Samedi 27 juin à midi. Un soleil de plomb est à son zénith à Inezgane. Quelques “ferrachas”, installés devant un imposant mur d’enceinte aux arcades indiquent la présence d’un souk. Pas de bruit mais une odeur nauséabonde provenant de fruits et légumes pourris abandonnés et qui font le régal des mouches laisse deviner la présence de vendeurs la veille. Le ramadan semble avoir eu raison de ces quelques commerçants affalés sur leur chaise et surveillant à peine leurs marchandises. C’est dans ce souk qu’une affaire qui fait grand bruit, en ce moment, a éclaté. Le 18 juin dernier, le journal Assabah a révélé que deux jeunes filles de la ville font l’objet de poursuites pour outrage public à la pudeur. Elles ont été arrêtés ici en raison de leur tenues vestimentaires jugées légères.
À l’intérieur du souk, sur les étales, des burqas côtoient des soutien-gorges et des mini jupes ; des maillots de bain s’affichent aux côtés de caftans brodés ; certains commerçants étalent même leur tapis de prière sur des nuisettes en dentelles proposées à la vente. Néanmoins, dès lors qu’on évoque le sujet des « filles dénudées » avec des commerçants, les visages se crispent et les mots se font rares. Tous nous renvoient vers la porte 6. “C’est là où tout s’est passé”, nous indique un vendeur. “Elles sont rentrées dans ce magasin de maquillage pour se protéger des agresseurs en attendant l’arrivée de la police”, poursuit- il. Le propriétaire de la boutique, la quarantaine, refuse de s’exprimer face à notre caméra. “Je ne vois pas l’intérêt de parler de cette affaire en public. Il y a des causes qui méritent d’être discutées, d’autres pas ! Mais en gros, les filles sont passées par là, il y avait un monde fou qui les harcelait, je leur ai donc proposé de rester dans mon magasin et j’ai appelé la police. Voilà tout”, nous déclare-t-il avant de nous indiquer la sortie. A l’extérieur, nous avons néanmoins pu recueillir des témoignages qui permettent de restituer dans le détail le fil des événements, mais aussi de donner une indication sur la mentalité des commerçants de ce souk. Et on trouve de tout les genres…
Il est 14H, nous sommes devant la préfecture de police d’Agadir. Quelques dizaines de manifestants sont venus protester en signe de solidarité avec les jeunes filles. Une estafette est garée non loin de la wilaya, quelques agents de police adossées au véhicule, bras croisés. Des voix s’élèvent et des slogans se brandissent. «Mettre une robe n’est pas un crime !»peut-on lire parmi les slogans. Pas de débordement. En une heure à peine, la foule commence à se disperser… Mais où sont les deux filles, les principales concernées? Une source nous a renseigné sur leur lieu de travail : un salon de coiffure, dans un quartier situé à la périphérie d’Agadir.

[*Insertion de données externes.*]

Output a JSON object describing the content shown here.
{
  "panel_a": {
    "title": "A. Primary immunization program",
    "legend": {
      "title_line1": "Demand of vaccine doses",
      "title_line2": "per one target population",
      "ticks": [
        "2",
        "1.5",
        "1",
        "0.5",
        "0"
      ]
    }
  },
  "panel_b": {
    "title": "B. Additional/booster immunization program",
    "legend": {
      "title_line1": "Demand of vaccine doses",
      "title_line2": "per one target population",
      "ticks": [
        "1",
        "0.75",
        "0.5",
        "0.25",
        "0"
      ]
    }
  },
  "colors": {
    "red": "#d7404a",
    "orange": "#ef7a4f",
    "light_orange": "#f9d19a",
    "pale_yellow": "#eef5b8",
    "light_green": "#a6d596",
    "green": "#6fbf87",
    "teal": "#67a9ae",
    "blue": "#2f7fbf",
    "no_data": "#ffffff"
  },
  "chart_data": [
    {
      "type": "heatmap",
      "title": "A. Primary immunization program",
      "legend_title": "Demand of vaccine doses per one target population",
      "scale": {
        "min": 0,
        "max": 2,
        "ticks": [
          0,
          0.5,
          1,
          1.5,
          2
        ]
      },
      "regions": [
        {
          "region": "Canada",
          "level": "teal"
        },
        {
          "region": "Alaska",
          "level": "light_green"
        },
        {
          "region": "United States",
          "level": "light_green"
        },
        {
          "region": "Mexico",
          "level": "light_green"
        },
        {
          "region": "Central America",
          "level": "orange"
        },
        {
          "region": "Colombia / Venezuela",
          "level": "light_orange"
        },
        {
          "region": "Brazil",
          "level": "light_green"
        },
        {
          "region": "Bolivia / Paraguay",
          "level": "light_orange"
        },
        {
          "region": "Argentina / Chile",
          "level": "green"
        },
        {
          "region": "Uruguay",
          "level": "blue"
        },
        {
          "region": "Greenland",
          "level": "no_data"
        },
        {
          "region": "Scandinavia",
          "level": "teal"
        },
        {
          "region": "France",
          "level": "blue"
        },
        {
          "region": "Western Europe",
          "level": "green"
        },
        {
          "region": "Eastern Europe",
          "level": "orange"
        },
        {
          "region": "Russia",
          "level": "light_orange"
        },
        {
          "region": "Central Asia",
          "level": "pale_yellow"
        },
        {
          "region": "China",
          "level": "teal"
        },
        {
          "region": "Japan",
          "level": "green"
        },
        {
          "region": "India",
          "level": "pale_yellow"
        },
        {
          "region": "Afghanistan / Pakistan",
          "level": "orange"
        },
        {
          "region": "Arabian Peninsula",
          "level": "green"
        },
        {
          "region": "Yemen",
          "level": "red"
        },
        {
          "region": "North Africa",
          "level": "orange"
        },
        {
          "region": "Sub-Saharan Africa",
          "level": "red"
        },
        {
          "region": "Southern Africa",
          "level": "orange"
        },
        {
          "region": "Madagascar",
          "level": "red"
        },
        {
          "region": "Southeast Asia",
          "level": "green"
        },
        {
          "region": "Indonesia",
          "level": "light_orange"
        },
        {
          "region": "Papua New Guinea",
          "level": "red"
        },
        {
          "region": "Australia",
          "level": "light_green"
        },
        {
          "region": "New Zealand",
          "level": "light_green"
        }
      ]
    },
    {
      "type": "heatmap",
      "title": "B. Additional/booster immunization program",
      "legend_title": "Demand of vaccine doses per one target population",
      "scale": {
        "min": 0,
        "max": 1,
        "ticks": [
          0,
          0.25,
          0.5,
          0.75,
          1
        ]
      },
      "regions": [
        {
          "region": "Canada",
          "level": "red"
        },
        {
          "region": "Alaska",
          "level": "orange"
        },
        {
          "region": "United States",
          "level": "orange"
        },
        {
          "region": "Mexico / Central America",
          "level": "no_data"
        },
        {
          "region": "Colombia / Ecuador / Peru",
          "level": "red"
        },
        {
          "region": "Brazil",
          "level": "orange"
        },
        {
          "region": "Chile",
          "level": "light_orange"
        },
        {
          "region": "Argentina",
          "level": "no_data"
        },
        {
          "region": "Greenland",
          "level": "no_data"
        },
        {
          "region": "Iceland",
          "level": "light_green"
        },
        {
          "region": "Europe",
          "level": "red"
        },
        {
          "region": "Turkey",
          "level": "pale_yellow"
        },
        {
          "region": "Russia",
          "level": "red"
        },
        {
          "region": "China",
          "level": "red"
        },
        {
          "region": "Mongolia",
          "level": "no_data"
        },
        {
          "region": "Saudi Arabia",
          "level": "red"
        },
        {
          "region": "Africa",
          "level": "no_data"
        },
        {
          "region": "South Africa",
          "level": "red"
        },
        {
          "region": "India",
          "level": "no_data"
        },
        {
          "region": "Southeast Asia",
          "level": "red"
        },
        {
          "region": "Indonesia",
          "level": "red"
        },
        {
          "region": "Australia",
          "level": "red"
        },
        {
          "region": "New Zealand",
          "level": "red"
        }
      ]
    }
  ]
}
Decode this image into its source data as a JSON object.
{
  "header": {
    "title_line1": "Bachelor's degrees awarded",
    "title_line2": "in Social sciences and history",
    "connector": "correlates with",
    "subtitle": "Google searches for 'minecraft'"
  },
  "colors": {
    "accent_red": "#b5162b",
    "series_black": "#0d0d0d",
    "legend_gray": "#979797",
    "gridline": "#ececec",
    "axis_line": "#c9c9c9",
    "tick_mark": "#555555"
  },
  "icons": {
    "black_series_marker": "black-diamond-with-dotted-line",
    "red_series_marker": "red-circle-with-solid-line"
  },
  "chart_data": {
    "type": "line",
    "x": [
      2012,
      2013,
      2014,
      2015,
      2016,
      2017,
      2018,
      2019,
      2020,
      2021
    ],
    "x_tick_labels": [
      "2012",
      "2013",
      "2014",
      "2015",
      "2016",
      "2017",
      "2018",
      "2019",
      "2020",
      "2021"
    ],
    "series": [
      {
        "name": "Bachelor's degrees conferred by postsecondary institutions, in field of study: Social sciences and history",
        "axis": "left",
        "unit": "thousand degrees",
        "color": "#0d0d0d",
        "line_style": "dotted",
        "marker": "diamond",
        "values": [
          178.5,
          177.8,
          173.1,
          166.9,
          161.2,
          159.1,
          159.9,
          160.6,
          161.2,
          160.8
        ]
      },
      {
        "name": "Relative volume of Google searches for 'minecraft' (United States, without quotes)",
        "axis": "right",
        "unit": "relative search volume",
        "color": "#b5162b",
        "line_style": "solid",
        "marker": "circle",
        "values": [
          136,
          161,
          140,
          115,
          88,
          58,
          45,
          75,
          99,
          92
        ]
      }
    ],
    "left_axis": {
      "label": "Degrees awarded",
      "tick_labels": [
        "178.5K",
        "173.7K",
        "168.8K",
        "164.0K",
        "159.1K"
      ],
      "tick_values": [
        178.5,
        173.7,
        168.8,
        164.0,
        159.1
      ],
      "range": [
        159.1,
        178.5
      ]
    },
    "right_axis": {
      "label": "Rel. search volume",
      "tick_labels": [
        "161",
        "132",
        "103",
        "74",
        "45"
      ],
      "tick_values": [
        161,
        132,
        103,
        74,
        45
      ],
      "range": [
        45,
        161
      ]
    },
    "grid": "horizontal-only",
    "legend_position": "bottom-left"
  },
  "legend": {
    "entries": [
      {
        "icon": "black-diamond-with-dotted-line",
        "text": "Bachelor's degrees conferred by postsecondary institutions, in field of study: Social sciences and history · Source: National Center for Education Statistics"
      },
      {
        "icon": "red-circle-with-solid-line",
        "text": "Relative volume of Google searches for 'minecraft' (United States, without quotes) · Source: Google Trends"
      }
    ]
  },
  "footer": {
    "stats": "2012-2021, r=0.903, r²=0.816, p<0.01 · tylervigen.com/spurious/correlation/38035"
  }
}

22h, au quartier Al Qods à Agadir. Les rues sont étroites, mal éclairées et les maisons entassées. Quelques jeunes par-ci par là adossés au mur semblent avoir pour seuls loisirs: tirer sur une cigarette et scruter les passants. Interpelé, l’un d’entre eux nous indique avec enthousiasme le salon de coiffure recherchée. «Salon Soumiya », c’est son nom. Un rideau de perles fait office de porte d’entrée. Aussitôt franchi, une jeune femme tenant son smartphone dans la main et s’adressant à ses copines interrompt soudain sa phrase et son sourire. «Hey, les filles, venez voir la vidéo la manifestation organisée pour vous», disait-elle avant de croiser notre regard et partir se réfugier dans une pièce annexe du salon. Sa collègue quant à elle, manifeste une certaine gêne lorsqu’on aborde le fameux sujet avec elle: «Les filles ne sont plus à Agadir. Elles ont décampé après ce qui s’est passé», nous affirme-t-elle entre deux coups de brushing, le sourire réprimé. «Elles vont se marier et leurs futurs conjoints refusent qu’elles s’expriment encore sur la question… De toute façon, je ne comprends pas pourquoi on en fait tout un plat ! », poursuit-t-elle, mettant fin à la discussion.
Nous avons beau nous montrer insistant, les deux jeunes femmes refusent de nous livrer leurs versions des faits. Leurs copines nous assurent qu’elles se sont fait agressé au lendemain de leur témoignage à la télévision. Aujourd’hui, elles rasent les murs et tentent de rester dans l’anonymat en attendant l’issue d’une affaire qui semble les dépasser. Elles seront devant le juge le 6 juillet.